Eh, iya. Lagi-lagi aku lupa bilang. Valdo harusnya menjadi senior kami. Alias … ia sebenarnya tidak naik kelas. Entah apa pertimbangannya ia dimasukkan ke kelas I-2 yang termasuk lumayan “unggulan”. Agar ia bisa ketularan “unggulan”?
Sebelumnya, Valdo sempat muncul di hari pertama penataran siswa baru. Waktu itu, aku sempat heran melihatnya sudah mengenakan seragam SMP. Namun, ia hanya datang di hari pertama. Selanjutnya, ia tidak datang lagi. Baru setelah sekolah resmi dimulai (untuk siswa kelas 1, maksudnya), ia kembali muncul.
“Ulangannya susah, nggak?” Adrian tampak khawatir.
“Ya….” Valdo tampak berpikir, “lo bayangin aja, kalo materi IPA dicampur itung-itungan kira-kira gimana?”
Aku memperhatikan Valdo sekilas, lalu menunduk lagi. Aku tidak terlalu tertarik dengan informasi dari Valdo. Alih-alih, aku lebih memikirkan kasetku yang ternyata SALAH BELI.
Semua gara-gara pria dewasa yang menyerobot antrean alat pemutar musik. Harusnya, lagunya aku cek dulu. Karena, yang aku cari ternyata judulnya bukan “Queen of Rain”.
Hari ini–Selasa–adalah hari ketika Bu Mayang kembali mengajar di kelas. Jadi, kesepakatannya adalah setiap siswa kembali duduk sebagaimana urutan yang ditetapkan Bu Mayang. Dan berdasarkan urutan itu, aku harus duduk sebangku dengan Valdo (gara-gara rolling tertahan di Sherin). Karena sudah berganti pekan, tempat duduk digeser satu kolom ke kanan yang artinya kini tempat dudukku adalah di baris ketiga pada kolom pertama yang sejajar di pintu, menempel dinding.
“Eh, fisika jam pelajaran ke berapa, sih?” Mikha yang duduk di depanku tiba-tiba membalik badan.
Aku yang tengah mengutak-atik pun menengadah, lalu mematikannya dengan menekan tombol STOP.

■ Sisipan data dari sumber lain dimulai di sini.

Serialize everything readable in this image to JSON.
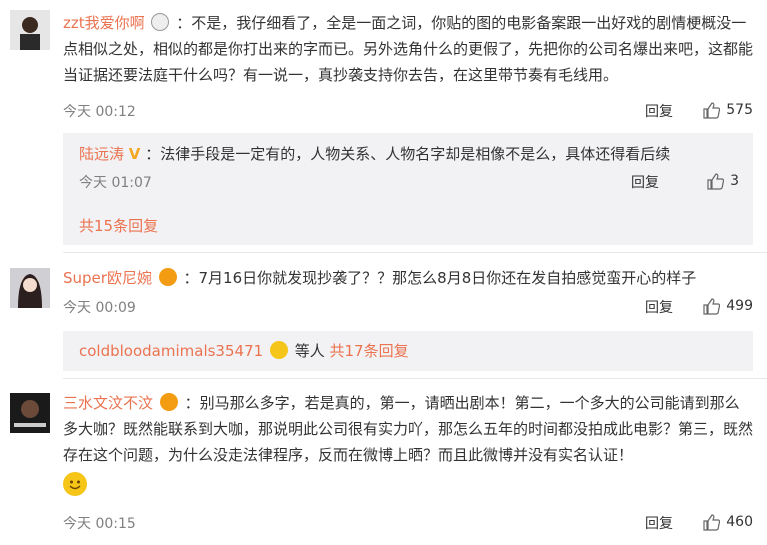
{
  "comments": [
    {
      "name": "zzt我爱你啊",
      "text": "：不是，我仔细看了，全是一面之词，你贴的图的电影备案跟一出好戏的剧情梗概没一点相似之处，相似的都是你打出来的字而已。另外选角什么的更假了，先把你的公司名爆出来吧，这都能当证据还要法庭干什么吗？有一说一，真抄袭支持你去告，在这里带节奏有毛线用。",
      "time": "今天 00:12",
      "reply_label": "回复",
      "likes": "575",
      "sub_reply": {
        "name": "陆远涛",
        "text": "：法律手段是一定有的，人物关系、人物名字却是相像不是么，具体还得看后续",
        "time": "今天 01:07",
        "reply_label": "回复",
        "likes": "3"
      },
      "more_replies": "共15条回复"
    },
    {
      "name": "Super欧尼婉",
      "text": "：7月16日你就发现抄袭了？？那怎么8月8日你还在发自拍感觉蛮开心的样子",
      "time": "今天 00:09",
      "reply_label": "回复",
      "likes": "499",
      "sub_reply": {
        "name": "coldbloodamimals35471",
        "suffix": "等人",
        "more": "共17条回复"
      }
    },
    {
      "name": "三水文汶不汶",
      "text": "：别马那么多字，若是真的，第一，请晒出剧本！第二，一个多大的公司能请到那么多大咖？既然能联系到大咖，那说明此公司很有实力吖，那怎么五年的时间都没拍成此电影？第三，既然存在这个问题，为什么没走法律程序，反而在微博上晒？而且此微博并没有实名认证！",
      "time": "今天 00:15",
      "reply_label": "回复",
      "likes": "460"
    }
  ]
}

“Setelah geografi, bukan?” Aku hanya ingat kalau geografi adalah pelajaran pertama. Makanya anak-anak sibuk berpindah tempat duduk. Daripada kena semprot Bu Mayang, kan? Tidak mengapa. Toh, setelah ini bebas, kok.
“Denger-denger yang ngajar fisika di kelas kita itu Pak Chris.” Valdo tahu-tahu duduk di sampingku.
Aku kali ini menoleh. Mikha tampaknya juga tertarik.
“Orangnya gimana?” tanya Mikha.
“Yah…” Valdo malah mengedikkan bahu, lalu tersenyum misterius.